Keynote Talk

Ivan Laptev: Weakly-supervised Learning from Images and Video

Recent progress in visual recognition goes hand-in-hand with the supervised learning and large-scale training data. While the amount of existing images and videos is huge, their detailed annotation is expensive and often prohibitive. To address this problem, in this talk we will focus on weakly-supervised learning methods using incomplete and noisy annotation for training. In the first part I will discuss recognition from still images and will describe our work on weakly-supervised convolutional neural networks. I will present a network that learns to recognize and localize objects as well as human actions without using location supervision at the training time. Somewhat surprisingly, our weakly-supervised method achieves state-of-the-art performance comparable to its strongly-supervised counterparts. The second part of the talk will focus on the learning of human actions from videos and corresponding textual descriptions in the form of movie scripts or narrations. I will describe our recent formulation of this problem in the form of a quadratic program with constraints and will show its successful applications to the joint learning of actions and actors from movies as well as to the learning of key steps from narrated instruction videos. We will also discuss future research directions.
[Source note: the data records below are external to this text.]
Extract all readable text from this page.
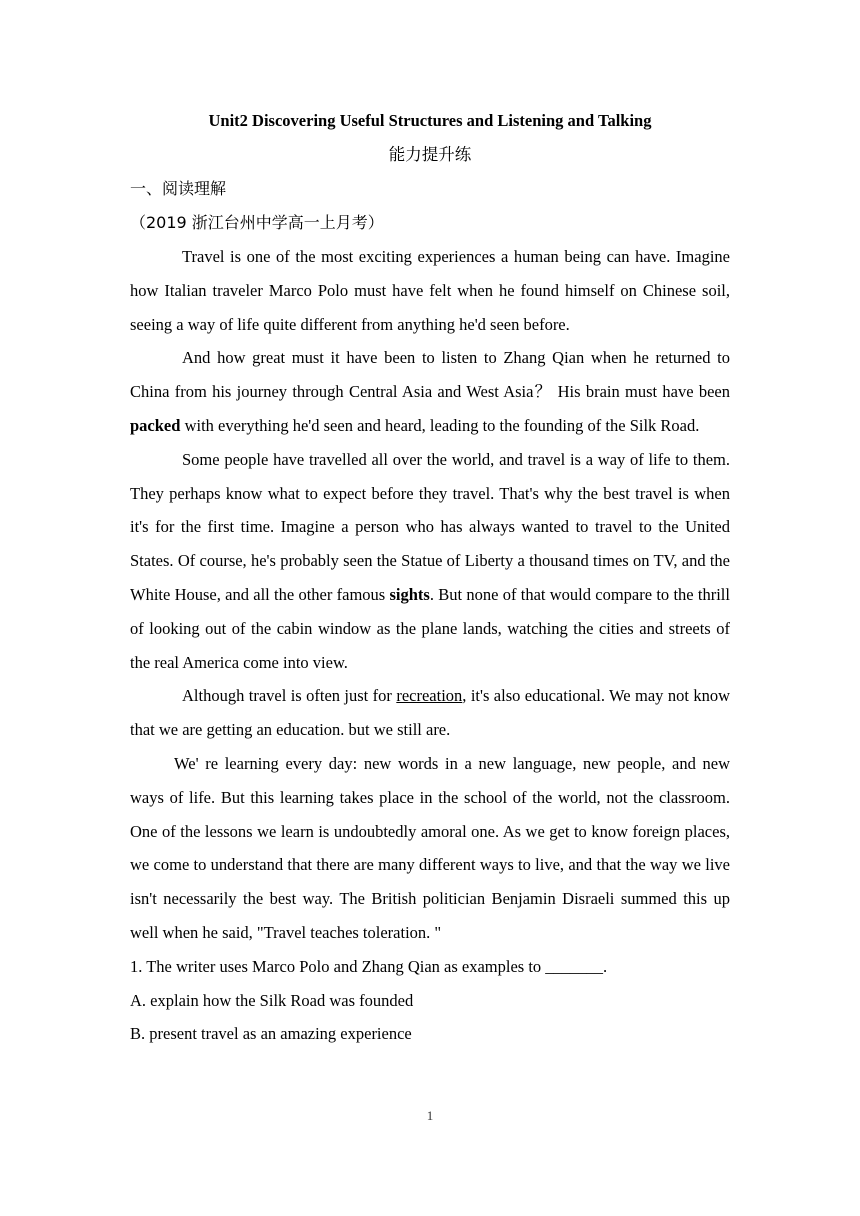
Unit2 Discovering Useful Structures and Listening and Talking

能力提升练

一、阅读理解

（2019 浙江台州中学高一上月考）

Travel is one of the most exciting experiences a human being can have. Imagine how Italian traveler Marco Polo must have felt when he found himself on Chinese soil, seeing a way of life quite different from anything he'd seen before.

And how great must it have been to listen to Zhang Qian when he returned to China from his journey through Central Asia and West Asia？ His brain must have been packed with everything he'd seen and heard, leading to the founding of the Silk Road.

Some people have travelled all over the world, and travel is a way of life to them. They perhaps know what to expect before they travel. That's why the best travel is when it's for the first time. Imagine a person who has always wanted to travel to the United States. Of course, he's probably seen the Statue of Liberty a thousand times on TV, and the White House, and all the other famous sights. But none of that would compare to the thrill of looking out of the cabin window as the plane lands, watching the cities and streets of the real America come into view.

Although travel is often just for recreation, it's also educational. We may not know that we are getting an education. but we still are.

We' re learning every day: new words in a new language, new people, and new ways of life. But this learning takes place in the school of the world, not the classroom. One of the lessons we learn is undoubtedly amoral one. As we get to know foreign places, we come to understand that there are many different ways to live, and that the way we live isn't necessarily the best way. The British politician Benjamin Disraeli summed this up well when he said, "Travel teaches toleration. "

1. The writer uses Marco Polo and Zhang Qian as examples to _______.

A. explain how the Silk Road was founded

B. present travel as an amazing experience

1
[Download the presentation]

About the Speaker:

  Ivan Laptev is a research director at INRIA Paris, France. He received a Habilitation degree from École Normale Supérieure in 2013 and a PhD degree in Computer Science from the Royal Institute of Technology in 2004. Ivan's main research interests include visual recognition of human actions, objects and interactions. He has published over 50 papers at international conferences and journals of computer vision and machine learning. He serves as an associate editor of IJCV, TPAMI journals, he was an area chair for CVPR’10,’13,’15, ICCV’11, ECCV’12,’14 and ACCV’14, he has co-organized several tutorials, workshops and challenges at major computer vision conferences. He has also co-organized a series of INRIA summer schools on computer vision and machine learning (2010-2013). He received ERC Starting Grant in 2012.